21 de Dezembro de 2019, Sábado – Advento: Quando Isabel ouviu a saudação de Maria, a criança pulou no seu ventre e Isabel ficou cheia do Espírito Santo (vv. 40-41).

Advento 

Leitura: Ct 2,8-14

O texto da leitura de hoje é um pequeno cântico de amor que corresponde à afetividade de um casal judeu (como José e Maria) e à nossa espera pela vinda do amado Senhor que já está perto.

Na Bíblia Sagrada, Edição Pastoral, lemos:

O livro “Cântico dos Cânticos” é uma coleção de cantos populares de amor, usados talvez em festas de casamento, em que noivo e noiva eram chamados de rei e rainha. Um redator reuniu esses cantos, formando uma espécie de drama poético, e o atribuiu ao rei Salomão, reconhecido em Israel como patrono da literatura sapiencial. A forma final do livro, de altíssimo valor poético, remonta ao século V ou IV a.C.

Como interpretar o Cântico? Em primeiro lugar, trata-se de um livro sapiencial que aborda a mais profunda, universal e significativa experiência humana: o amor. Mas, amor humano ou divino? Podemos dizer que o Cântico celebra inseparavelmente os dois, pois a criatura humana é imagem e semelhança do Criador (Gn 1,26-27). Além do mais, como afirma João, «o amor procede de Deus, e todo aquele que ama nasceu de Deus, e conhece a Deus… pois Deus é amor» (1Jo 4,7-8). O amor humano é espelho, sacramento e manifestação do próprio Deus, que se torna presente na pessoa dos seres humanos que se amam. Ele manifesta assim o seu amor e eterniza a maior experiência que os humanos podem ter dele e de si mesmos.

O livro convida a descobrir e viver essa experiência, e com ela o cerne do grande mistério: Deus se manifesta na pessoa de Jesus, como amor pelos homens (Jo 3,16). O Cântico e o que ele descreve – o amor humano – podem e precisam ser lidos como parábola incomparável que revela a paixão e ternura de Deus pela humanidade.

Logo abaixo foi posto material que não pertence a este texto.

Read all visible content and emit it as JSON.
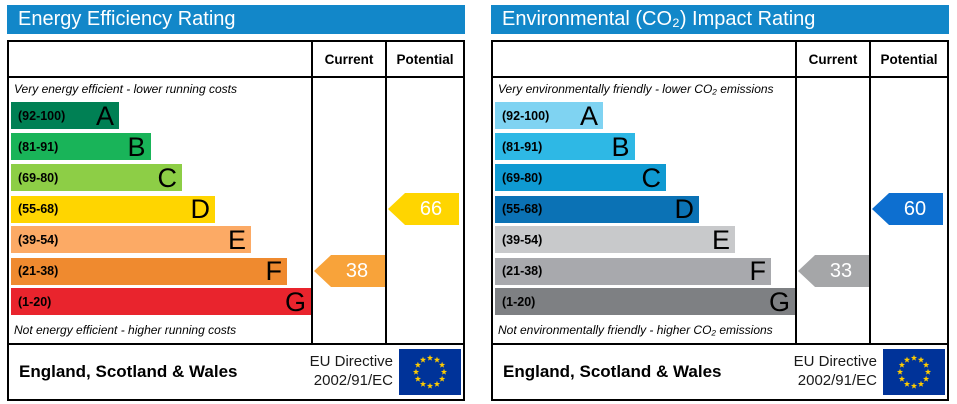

No trecho de hoje, os dois amantes estavam separados. Descreve-se seus sentimentos, a ansiedade alegre em que cada um aguarda pelo outro. É o início do segundo poema (diálogo entre amada e amado) em Ct.

É a voz do meu amado! Eis que ele vem saltando pelos montes, pulando sobre as colinas. O meu amado parece uma gazela, ou um cervo ainda novo. Eis que ele está de pé atrás de nossa parede, espiando pelas janelas, observando através das grades (vv. 8-9).

O canto inicia com a saudade da amada que ouve o amado se aproximando. Agora ela se encontra confinada em casa, atrás de um muro, janelas e grade; cabe a ele vir encontrá-lo. Antes de entrar, ele espia curioso, talvez receoso, não tem acesso direto à casa. A amada está na casa dos pais, na cidade. O amado vem do campo e apresenta-se na janela (vv. 8-9, cf. 5,2s).

Apesar de o livro inteiro de Ct não mencionar Deus (talvez só no epílogo, “Javé” em 8,6), há teologia implícita no jogo de palavras, por ex. “gazelas” (çebaôt) lembra o “Senhor dos exércitos” (Yhwh sebaôt).

O meu amado me fala dizendo: “Levanta-te, minha amada, minha rola, formosa minha, e vem! O inverno já passou, as chuvas pararam e já se foram. No campo aparecem as flores, chegou o tempo das canções, a rola já faz ouvir seu canto em nossa terra. Da figueira brotam os primeiros frutos, soltam perfume as vinhas em flor. Levanta-te, minha amada, formosa minha, e vem!” (v. 10-13).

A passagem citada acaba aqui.